该文本文件可用于许多不同的事情-从训练自己的GPT-2 AI生成基于该文本的文本,到常规文本和情感分析。 github链接中有一个示例输出,其中有AO3上完整的Coffee Shop AU幻想小说的前200名作品。
你怎么使用这个? (How can you use this?)
Once you’ve downloaded and opened the .py file in your environment -
在环境中下载并打开.py文件后,
First: Narrow Down Search Results
第一:缩小搜索结果
On Archive Of Our Own, find a set of tags you’d like to specify for through the sort and filter section until you get a search results page that has what you’re looking for. Make sure you’re on the first page of results. Copy the resulting URL.
在“我们自己的存档”上,通过“排序和过滤器”部分找到要指定的一组标签,直到获得具有所需内容的搜索结果页面。 确保您位于结果的第一页。 复制结果URL。

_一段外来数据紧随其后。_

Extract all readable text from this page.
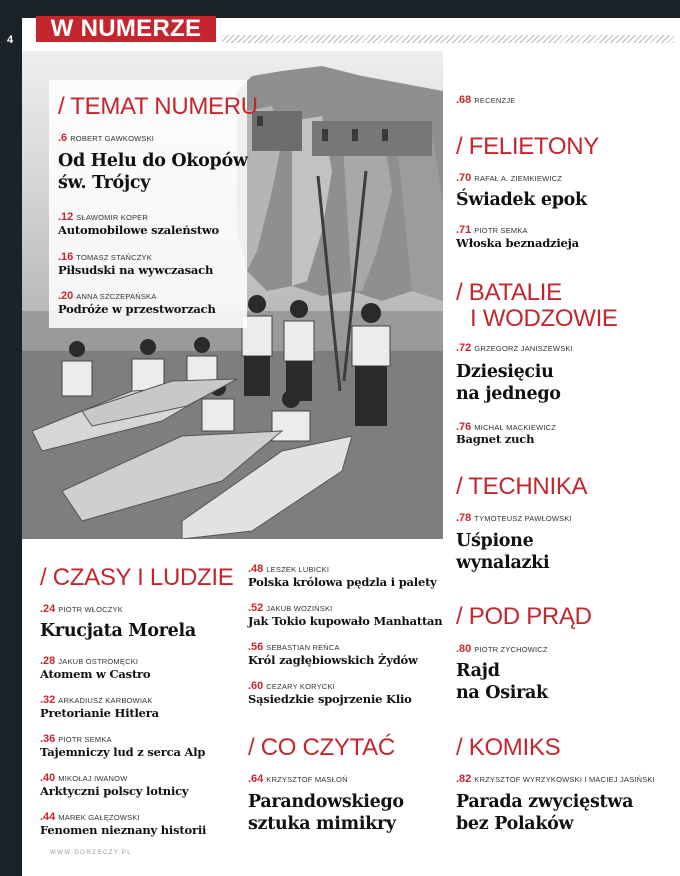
4	W NUMERZE
/ TEMAT NUMERU
.6 ROBERT GAWKOWSKI
Od Helu do Okopów
św. Trójcy
.12 SŁAWOMIR KOPER
Automobilowe szaleństwo
.16 TOMASZ STAŃCZYK
Piłsudski na wywczasach
.20 ANNA SZCZEPAŃSKA
Podróże w przestworzach
.68 RECENZJE
/ FELIETONY
.70 RAFAŁ A. ZIEMKIEWICZ
Świadek epok
.71 PIOTR SEMKA
Włoska beznadzieja
/ BATALIE
I WODZOWIE
.72 GRZEGORZ JANISZEWSKI
Dziesięciu
na jednego
.76 MICHAŁ MACKIEWICZ
Bagnet zuch
/ TECHNIKA
.78 TYMOTEUSZ PAWŁOWSKI
Uśpione
wynalazki
/ POD PRĄD
.80 PIOTR ZYCHOWICZ
Rajd
na Osirak
/ KOMIKS
.82 KRZYSZTOF WYRZYKOWSKI I MACIEJ JASIŃSKI
Parada zwycięstwa
bez Polaków
/ CZASY I LUDZIE
.24 PIOTR WŁOCZYK
Krucjata Morela
.28 JAKUB OSTROMĘCKI
Atomem w Castro
.32 ARKADIUSZ KARBOWIAK
Pretorianie Hitlera
.36 PIOTR SEMKA
Tajemniczy lud z serca Alp
.40 MIKOŁAJ IWANOW
Arktyczni polscy lotnicy
.44 MAREK GAŁĘZOWSKI
Fenomen nieznany historii
.48 LESZEK LUBICKI
Polska królowa pędzla i palety
.52 JAKUB WOZIŃSKI
Jak Tokio kupowało Manhattan
.56 SEBASTIAN REŃCA
Król zagłębiowskich Żydów
.60 CEZARY KORYCKI
Sąsiedzkie spojrzenie Klio
/ CO CZYTAĆ
.64 KRZYSZTOF MASŁOŃ
Parandowskiego
sztuka mimikry
WWW.DORZECZY.PL
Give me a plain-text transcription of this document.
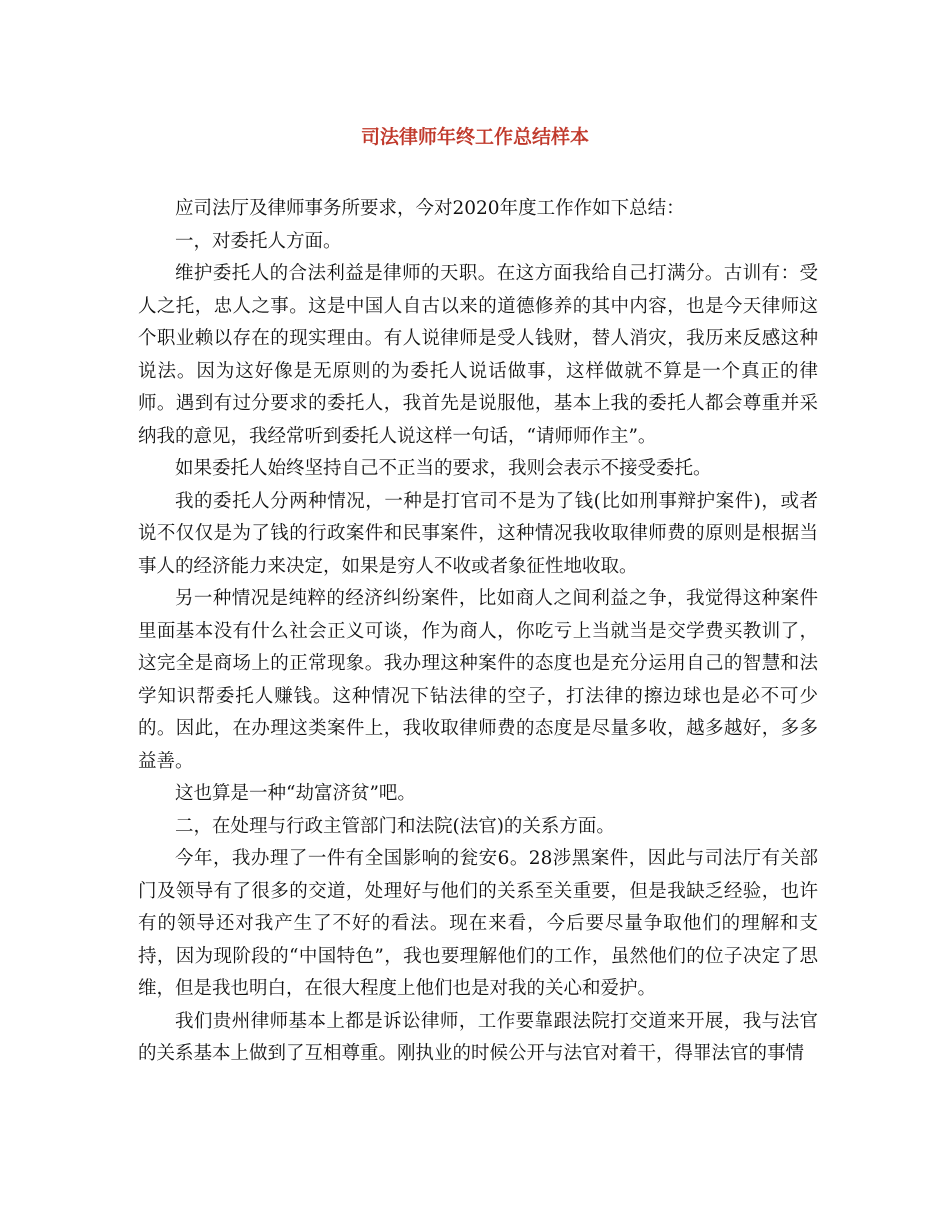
司法律师年终工作总结样本

应司法厅及律师事务所要求，今对2020年度工作作如下总结：

一，对委托人方面。

维护委托人的合法利益是律师的天职。在这方面我给自己打满分。古训有：受人之托，忠人之事。这是中国人自古以来的道德修养的其中内容，也是今天律师这个职业赖以存在的现实理由。有人说律师是受人钱财，替人消灾，我历来反感这种说法。因为这好像是无原则的为委托人说话做事，这样做就不算是一个真正的律师。遇到有过分要求的委托人，我首先是说服他，基本上我的委托人都会尊重并采纳我的意见，我经常听到委托人说这样一句话，“请师师作主”。

如果委托人始终坚持自己不正当的要求，我则会表示不接受委托。

我的委托人分两种情况，一种是打官司不是为了钱(比如刑事辩护案件)，或者说不仅仅是为了钱的行政案件和民事案件，这种情况我收取律师费的原则是根据当事人的经济能力来决定，如果是穷人不收或者象征性地收取。

另一种情况是纯粹的经济纠纷案件，比如商人之间利益之争，我觉得这种案件里面基本没有什么社会正义可谈，作为商人，你吃亏上当就当是交学费买教训了，这完全是商场上的正常现象。我办理这种案件的态度也是充分运用自己的智慧和法学知识帮委托人赚钱。这种情况下钻法律的空子，打法律的擦边球也是必不可少的。因此，在办理这类案件上，我收取律师费的态度是尽量多收，越多越好，多多益善。

这也算是一种“劫富济贫”吧。

二，在处理与行政主管部门和法院(法官)的关系方面。

今年，我办理了一件有全国影响的瓮安6。28涉黑案件，因此与司法厅有关部门及领导有了很多的交道，处理好与他们的关系至关重要，但是我缺乏经验，也许有的领导还对我产生了不好的看法。现在来看，今后要尽量争取他们的理解和支持，因为现阶段的“中国特色”，我也要理解他们的工作，虽然他们的位子决定了思维，但是我也明白，在很大程度上他们也是对我的关心和爱护。

我们贵州律师基本上都是诉讼律师，工作要靠跟法院打交道来开展，我与法官的关系基本上做到了互相尊重。刚执业的时候公开与法官对着干，得罪法官的事情
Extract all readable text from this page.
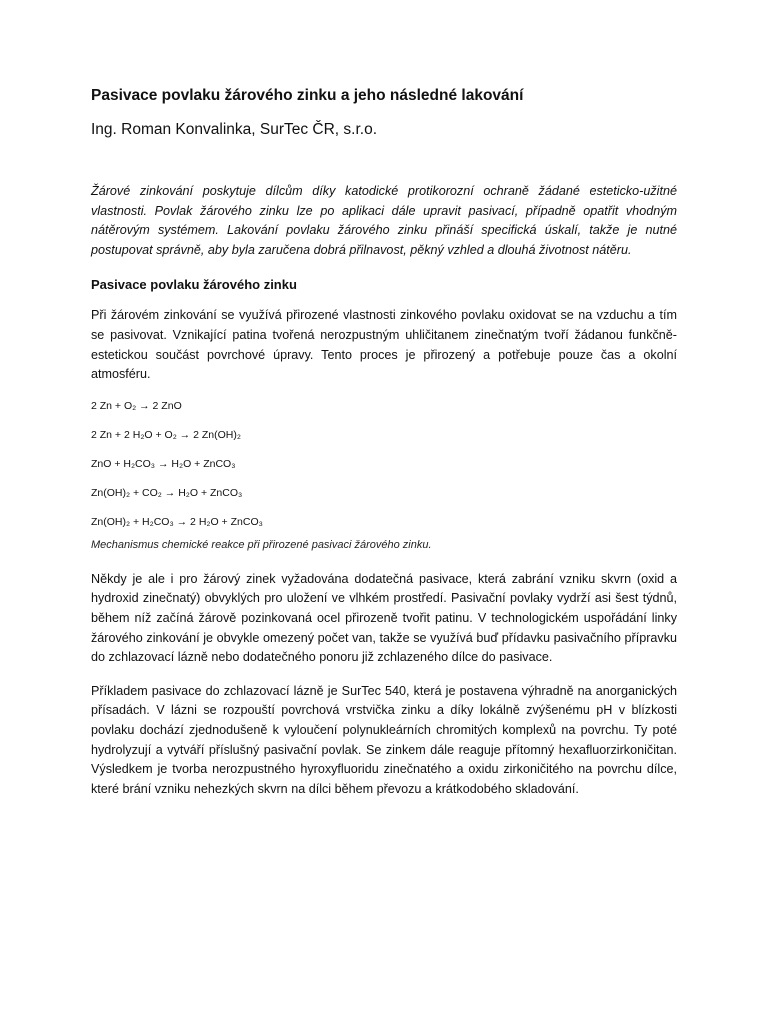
Pasivace povlaku žárového zinku a jeho následné lakování

Ing. Roman Konvalinka, SurTec ČR, s.r.o.

Žárové zinkování poskytuje dílcům díky katodické protikorozní ochraně žádané esteticko-užitné vlastnosti. Povlak žárového zinku lze po aplikaci dále upravit pasivací, případně opatřit vhodným nátěrovým systémem. Lakování povlaku žárového zinku přináší specifická úskalí, takže je nutné postupovat správně, aby byla zaručena dobrá přilnavost, pěkný vzhled a dlouhá životnost nátěru.

Pasivace povlaku žárového zinku

Při žárovém zinkování se využívá přirozené vlastnosti zinkového povlaku oxidovat se na vzduchu a tím se pasivovat. Vznikající patina tvořená nerozpustným uhličitanem zinečnatým tvoří žádanou funkčně-estetickou součást povrchové úpravy. Tento proces je přirozený a potřebuje pouze čas a okolní atmosféru.

2 Zn + O₂ → 2 ZnO

2 Zn + 2 H₂O + O₂ → 2 Zn(OH)₂

ZnO + H₂CO₃ → H₂O + ZnCO₃

Zn(OH)₂ + CO₂ → H₂O + ZnCO₃

Zn(OH)₂ + H₂CO₃ → 2 H₂O + ZnCO₃

Mechanismus chemické reakce při přirozené pasivaci žárového zinku.

Někdy je ale i pro žárový zinek vyžadována dodatečná pasivace, která zabrání vzniku skvrn (oxid a hydroxid zinečnatý) obvyklých pro uložení ve vlhkém prostředí. Pasivační povlaky vydrží asi šest týdnů, během níž začíná žárově pozinkovaná ocel přirozeně tvořit patinu. V technologickém uspořádání linky žárového zinkování je obvykle omezený počet van, takže se využívá buď přídavku pasivačního přípravku do zchlazovací lázně nebo dodatečného ponoru již zchlazeného dílce do pasivace.

Příkladem pasivace do zchlazovací lázně je SurTec 540, která je postavena výhradně na anorganických přísadách. V lázni se rozpouští povrchová vrstvička zinku a díky lokálně zvýšenému pH v blízkosti povlaku dochází zjednodušeně k vyloučení polynukleárních chromitých komplexů na povrchu. Ty poté hydrolyzují a vytváří příslušný pasivační povlak. Se zinkem dále reaguje přítomný hexafluorzirkoničitan. Výsledkem je tvorba nerozpustného hyroxyfluoridu zinečnatého a oxidu zirkoničitého na povrchu dílce, které brání vzniku nehezkých skvrn na dílci během převozu a krátkodobého skladování.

Enter this URL in the page variable at the top of the script.
在脚本顶部的页面变量中输入此URL。
Second: Specify Parameters
第二:指定参数
Remembering that each page contains 20 works, and that the scraper successfully scrapes any fiction work (no art, no podcasts, no custom-coded pages), specify the number of results pages you want to scrape in the NumberOfPages variable.
记住每个页面包含20幅作品,并且该抓取器成功地抓取了任何小说作品(没有艺术作品,没有播客,没有自定义编码的页面),请在NumberOfPages变量中指定要抓取的结果页面的数量。
Specify the output file name as needed on the variable, nameOfFileCreated.
根据需要在变量nameOfFileCreated上指定输出文件名。
Third: Run the Script, and Wait
第三:运行脚本,然后等待
The scraper takes a little bit of time, about an hour for 200 fanfictions. In the end, it’ll result in a text file with the name specified.
刮板需要一点时间,大约需要一个小时进行200次幻想。 最后,它将生成一个具有指定名称的文本文件。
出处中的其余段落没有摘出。